We believe this market will reward three key attributes: patience, selectivity, and diligence. Macroeconomic headwinds will continue to stress companies separating strong business models from weak ones. We believe patience in monitoring companies for several quarters will result in superior asset selection. Our investment team conducts a 120-point diligence process which includes management interviews, customer calls and code reviews. But we also seek to protect capital by diligently seeking multiple sellers, driving larger discounts, and negotiating downside protection.
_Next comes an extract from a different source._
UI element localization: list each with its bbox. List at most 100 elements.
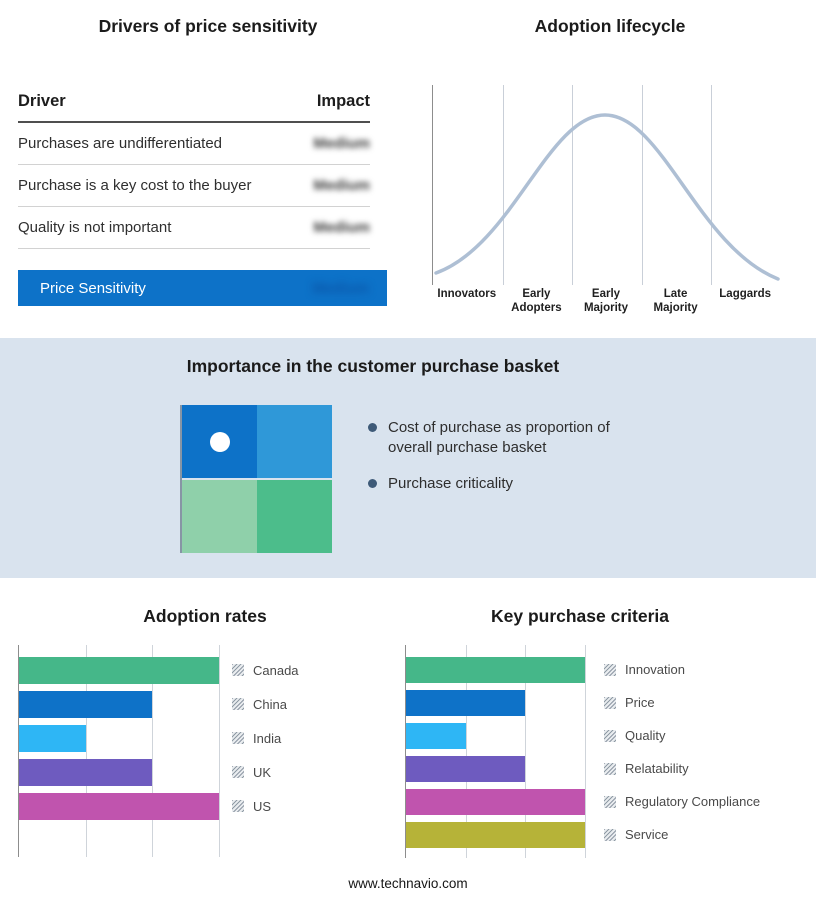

James Gamett, CPA, CFA, founder & managing partner, Sweetwater Private Equity – Prior to Sweetwater, James Gamett was co-founder & president of Madison Creek Partners, a healthcare services company. While at Madison, he oversaw and completed six acquisitions of 11 healthcare facilities. By the time he left, Madison had reached over one thousand (>1,000) employees and exceeded US $70 million in annual revenues and $10 million in EBITDA. Prior to starting Madison, James was a partner & head of secondaries at StepStone Group, a $14 billion global private capital investment firm. He served on the firm’s Investment Committee. During his private equity career, he has led approximately forty secondary transactions totalling over $1.0 billion in invested capital. He is a CPA and a CFA Charterholder. James holds an MBA from the Anderson School at UCLA and graduated with a BS in Accounting from Brigham Young University with University Honors.